無投票当選による弊害と打開案

 どうも。今回は選挙についての記事を上げます。先月統一地方選挙が行われました。投票率は軒並み低調でしたが、それよりも大きな問題に直面しています。それは「無投票当選」です。今回の統一地方選では町村議会の約3割が無投票当選、全国25市の市長選で無投票当選、また東京都の中央区区長選でも現職が無投票当選するなど各地に拡がっています。
 ではなぜこのような事態が発生しているのか。無投票当選が続いた場合、どのような事が起きるのか、そして打開策についても記事にまとめていきます。

なぜ「無投票当選」が起きるのか

 そもそも「無投票当選」が起きるのかというと大きな原因として上げられるのが、報酬が低い点です。市議会が全国平均42万3千円(令和4年12月31日時点)[1]に対し、町村議会の全国平均21万4千円[2]とその差は20万円。財政規模小さい町村議会では報酬が不十分ではないかという指摘のほかにも、地方に行けば行くほど高齢化率が高くなり、なり手が高齢者ばかりで世代交代ができない点。過去の選挙戦によって地域が分断されたなどさまざまな要因で立候補者が少なくなり、無投票での当選が増えています。

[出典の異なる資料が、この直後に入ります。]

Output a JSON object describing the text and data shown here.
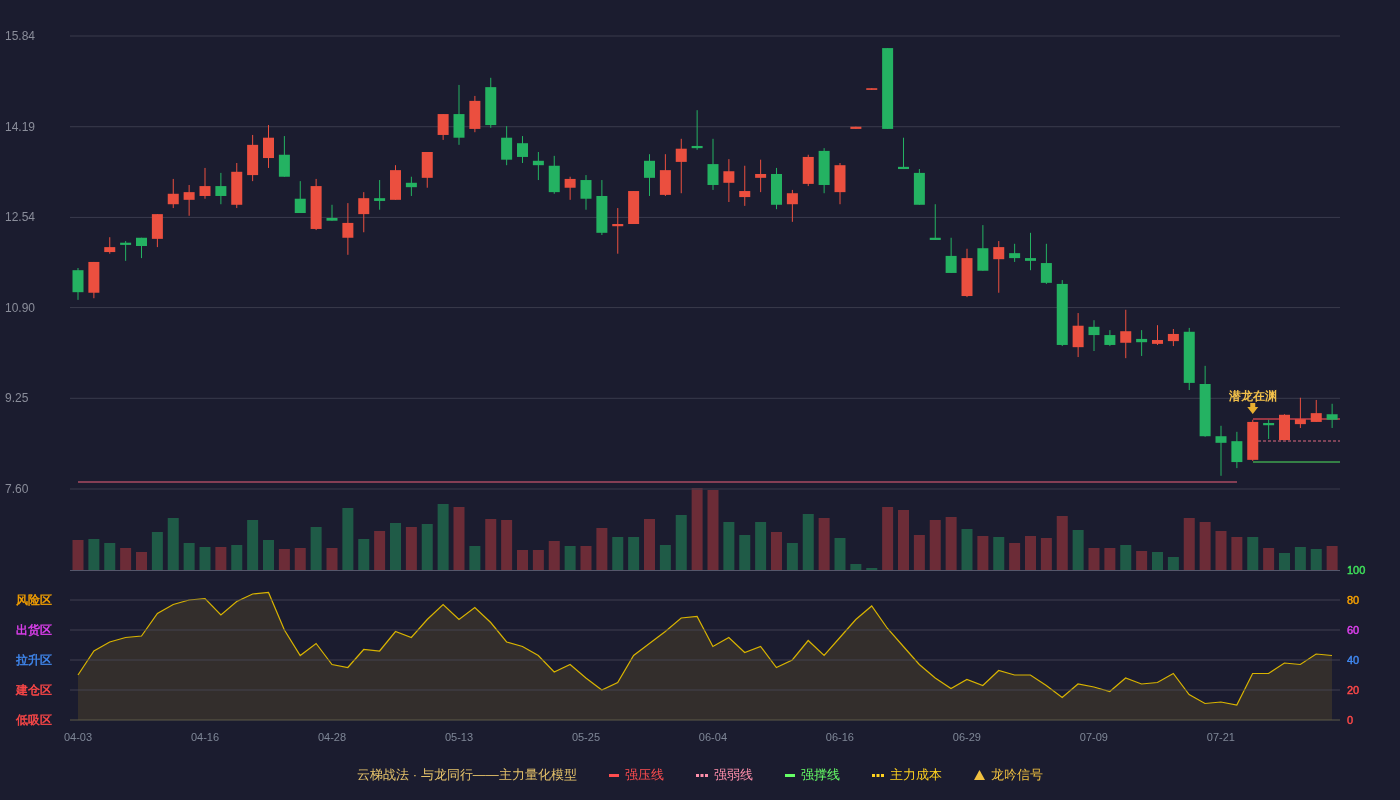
{
  "price_chart": {
    "chart_data": {
      "type": "candlestick",
      "grid": true,
      "ylim": [
        7.6,
        15.84
      ],
      "yticks": [
        {
          "value": 15.84,
          "label": "15.84"
        },
        {
          "value": 14.19,
          "label": "14.19"
        },
        {
          "value": 12.54,
          "label": "12.54"
        },
        {
          "value": 10.9,
          "label": "10.90"
        },
        {
          "value": 9.25,
          "label": "9.25"
        },
        {
          "value": 7.6,
          "label": "7.60"
        }
      ],
      "ohlc": [
        [
          11.58,
          11.62,
          11.04,
          11.18
        ],
        [
          11.17,
          11.73,
          11.07,
          11.73
        ],
        [
          11.91,
          12.18,
          11.88,
          12.0
        ],
        [
          12.08,
          12.11,
          11.75,
          12.04
        ],
        [
          12.17,
          12.17,
          11.8,
          12.02
        ],
        [
          12.15,
          12.6,
          12.0,
          12.6
        ],
        [
          12.78,
          13.24,
          12.71,
          12.97
        ],
        [
          12.86,
          13.13,
          12.57,
          13.0
        ],
        [
          12.93,
          13.44,
          12.88,
          13.11
        ],
        [
          13.11,
          13.35,
          12.78,
          12.93
        ],
        [
          12.77,
          13.53,
          12.71,
          13.37
        ],
        [
          13.31,
          14.04,
          13.2,
          13.86
        ],
        [
          13.62,
          14.22,
          13.44,
          13.99
        ],
        [
          13.68,
          14.02,
          13.28,
          13.28
        ],
        [
          12.88,
          13.2,
          12.62,
          12.62
        ],
        [
          12.33,
          13.24,
          12.31,
          13.11
        ],
        [
          12.53,
          12.77,
          12.48,
          12.48
        ],
        [
          12.17,
          12.8,
          11.86,
          12.44
        ],
        [
          12.6,
          13.0,
          12.27,
          12.89
        ],
        [
          12.89,
          13.22,
          12.68,
          12.84
        ],
        [
          12.86,
          13.49,
          12.86,
          13.4
        ],
        [
          13.17,
          13.28,
          12.93,
          13.09
        ],
        [
          13.26,
          13.73,
          13.08,
          13.73
        ],
        [
          14.04,
          14.42,
          13.95,
          14.42
        ],
        [
          14.42,
          14.95,
          13.86,
          13.99
        ],
        [
          14.15,
          14.75,
          14.09,
          14.66
        ],
        [
          14.91,
          15.08,
          14.17,
          14.22
        ],
        [
          13.99,
          14.2,
          13.49,
          13.59
        ],
        [
          13.89,
          14.02,
          13.53,
          13.64
        ],
        [
          13.57,
          13.73,
          13.22,
          13.49
        ],
        [
          13.48,
          13.66,
          12.97,
          13.0
        ],
        [
          13.08,
          13.28,
          12.86,
          13.24
        ],
        [
          13.22,
          13.31,
          12.68,
          12.88
        ],
        [
          12.93,
          13.22,
          12.22,
          12.26
        ],
        [
          12.38,
          12.71,
          11.88,
          12.42
        ],
        [
          12.42,
          13.02,
          12.42,
          13.02
        ],
        [
          13.57,
          13.69,
          12.93,
          13.26
        ],
        [
          12.95,
          13.69,
          12.93,
          13.4
        ],
        [
          13.55,
          13.97,
          12.98,
          13.79
        ],
        [
          13.84,
          14.49,
          13.77,
          13.8
        ],
        [
          13.51,
          13.97,
          13.04,
          13.13
        ],
        [
          13.17,
          13.6,
          12.82,
          13.38
        ],
        [
          12.91,
          13.48,
          12.75,
          13.02
        ],
        [
          13.26,
          13.59,
          13.0,
          13.33
        ],
        [
          13.33,
          13.44,
          12.69,
          12.77
        ],
        [
          12.78,
          13.04,
          12.46,
          12.98
        ],
        [
          13.15,
          13.68,
          13.11,
          13.64
        ],
        [
          13.75,
          13.8,
          12.98,
          13.13
        ],
        [
          13.0,
          13.53,
          12.78,
          13.49
        ],
        [
          14.15,
          14.19,
          14.15,
          14.19
        ],
        [
          14.86,
          14.89,
          14.86,
          14.89
        ],
        [
          15.62,
          15.62,
          14.15,
          14.15
        ],
        [
          13.46,
          13.99,
          13.42,
          13.42
        ],
        [
          13.35,
          13.42,
          12.77,
          12.77
        ],
        [
          12.17,
          12.78,
          12.13,
          12.13
        ],
        [
          11.84,
          12.17,
          11.53,
          11.53
        ],
        [
          11.11,
          11.97,
          11.09,
          11.8
        ],
        [
          11.98,
          12.4,
          11.57,
          11.57
        ],
        [
          11.78,
          12.11,
          11.17,
          12.0
        ],
        [
          11.89,
          12.06,
          11.73,
          11.8
        ],
        [
          11.8,
          12.26,
          11.58,
          11.75
        ],
        [
          11.71,
          12.06,
          11.33,
          11.35
        ],
        [
          11.33,
          11.4,
          10.2,
          10.22
        ],
        [
          10.18,
          10.8,
          10.0,
          10.57
        ],
        [
          10.55,
          10.67,
          10.11,
          10.4
        ],
        [
          10.4,
          10.49,
          10.2,
          10.22
        ],
        [
          10.26,
          10.86,
          9.98,
          10.47
        ],
        [
          10.33,
          10.49,
          10.02,
          10.27
        ],
        [
          10.24,
          10.58,
          10.22,
          10.31
        ],
        [
          10.29,
          10.51,
          10.2,
          10.42
        ],
        [
          10.46,
          10.53,
          9.4,
          9.53
        ],
        [
          9.51,
          9.84,
          8.55,
          8.56
        ],
        [
          8.56,
          8.75,
          7.84,
          8.44
        ],
        [
          8.47,
          8.64,
          7.98,
          8.09
        ],
        [
          8.13,
          8.86,
          8.11,
          8.82
        ],
        [
          8.8,
          8.86,
          8.51,
          8.76
        ],
        [
          8.49,
          8.96,
          8.49,
          8.95
        ],
        [
          8.78,
          9.26,
          8.71,
          8.87
        ],
        [
          8.82,
          9.22,
          8.82,
          8.98
        ],
        [
          8.96,
          9.15,
          8.71,
          8.86
        ]
      ]
    },
    "signal": {
      "label": "潜龙在渊"
    }
  },
  "indicator": {
    "zones": [
      {
        "label": "风险区",
        "color": "#f5a000"
      },
      {
        "label": "出货区",
        "color": "#e040f0"
      },
      {
        "label": "拉升区",
        "color": "#4088f0"
      },
      {
        "label": "建仓区",
        "color": "#ff4848"
      },
      {
        "label": "低吸区",
        "color": "#ff4848"
      }
    ],
    "axis_ticks": [
      {
        "label": "100",
        "color": "#3ee05a"
      },
      {
        "label": "80",
        "color": "#f5a000"
      },
      {
        "label": "60",
        "color": "#e040f0"
      },
      {
        "label": "40",
        "color": "#4088f0"
      },
      {
        "label": "20",
        "color": "#ff4848"
      },
      {
        "label": "0",
        "color": "#ff4848"
      }
    ],
    "chart_data": {
      "type": "area",
      "grid": true,
      "ylim": [
        0,
        100
      ],
      "yticks": [
        100,
        80,
        60,
        40,
        20,
        0
      ],
      "categories": [
        "04-03",
        null,
        null,
        null,
        null,
        null,
        null,
        null,
        "04-16",
        null,
        null,
        null,
        null,
        null,
        null,
        null,
        "04-28",
        null,
        null,
        null,
        null,
        null,
        null,
        null,
        "05-13",
        null,
        null,
        null,
        null,
        null,
        null,
        null,
        "05-25",
        null,
        null,
        null,
        null,
        null,
        null,
        null,
        "06-04",
        null,
        null,
        null,
        null,
        null,
        null,
        null,
        "06-16",
        null,
        null,
        null,
        null,
        null,
        null,
        null,
        "06-29",
        null,
        null,
        null,
        null,
        null,
        null,
        null,
        "07-09",
        null,
        null,
        null,
        null,
        null,
        null,
        null,
        "07-21",
        null,
        null,
        null,
        null,
        null,
        null,
        null
      ],
      "values": [
        30,
        46,
        52,
        55,
        56,
        71,
        77,
        80,
        81,
        70,
        79,
        84,
        85,
        60,
        43,
        51,
        37,
        35,
        47,
        46,
        59,
        55,
        67,
        77,
        67,
        75,
        65,
        52,
        49,
        43,
        32,
        37,
        28,
        20,
        25,
        43,
        51,
        59,
        68,
        69,
        49,
        55,
        45,
        49,
        35,
        40,
        53,
        43,
        55,
        67,
        76,
        61,
        49,
        37,
        28,
        21,
        27,
        23,
        33,
        30,
        30,
        23,
        15,
        24,
        22,
        19,
        28,
        24,
        25,
        31,
        17,
        11,
        12,
        10,
        31,
        31,
        38,
        37,
        44,
        43
      ]
    }
  },
  "legend": {
    "title": "云梯战法 · 与龙同行——主力量化模型",
    "items": [
      {
        "kind": "line",
        "label": "强压线",
        "color": "#ff4d4f"
      },
      {
        "kind": "dashed",
        "label": "强弱线",
        "color": "#ff8fab"
      },
      {
        "kind": "line",
        "label": "强撑线",
        "color": "#66ff66"
      },
      {
        "kind": "dashed",
        "label": "主力成本",
        "color": "#ffd21f"
      },
      {
        "kind": "triangle",
        "label": "龙吟信号",
        "color": "#f0c040"
      }
    ]
  }
}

 別に出馬している人がいなければ「無投票当選」でもいいのではと思ってしまう方もいると思いますが、その考え方はかなりまずい事態を誘発する恐れがあります。実際に「無投票当選」が発生した地域での弊害が起きた事例について見ていきます。ここからはある意味過激な論調になりますが、ご容赦いただきたいです。

「無投票当選」の弊害

 今年2023年4月、香川県まんのう町にある「ことなみ未来館」という文化施設の指定管理者が外され、町営になるというニュースが一部で話題になりました。この施設にある談話室は指定管理者が定められ、その管理者が運営を任されていました。町民の皆さんにも反響が良く、町内外から来館者が訪れる施設となっていました。しかし昨年2022年秋に指定管理者解除の通知を受けました。つまり23年4月以降の運営に携われないことになります。その後有志での署名活動が行われましたが、町側から撤回の回答は得られずに今年の4月に撤退することとなりました。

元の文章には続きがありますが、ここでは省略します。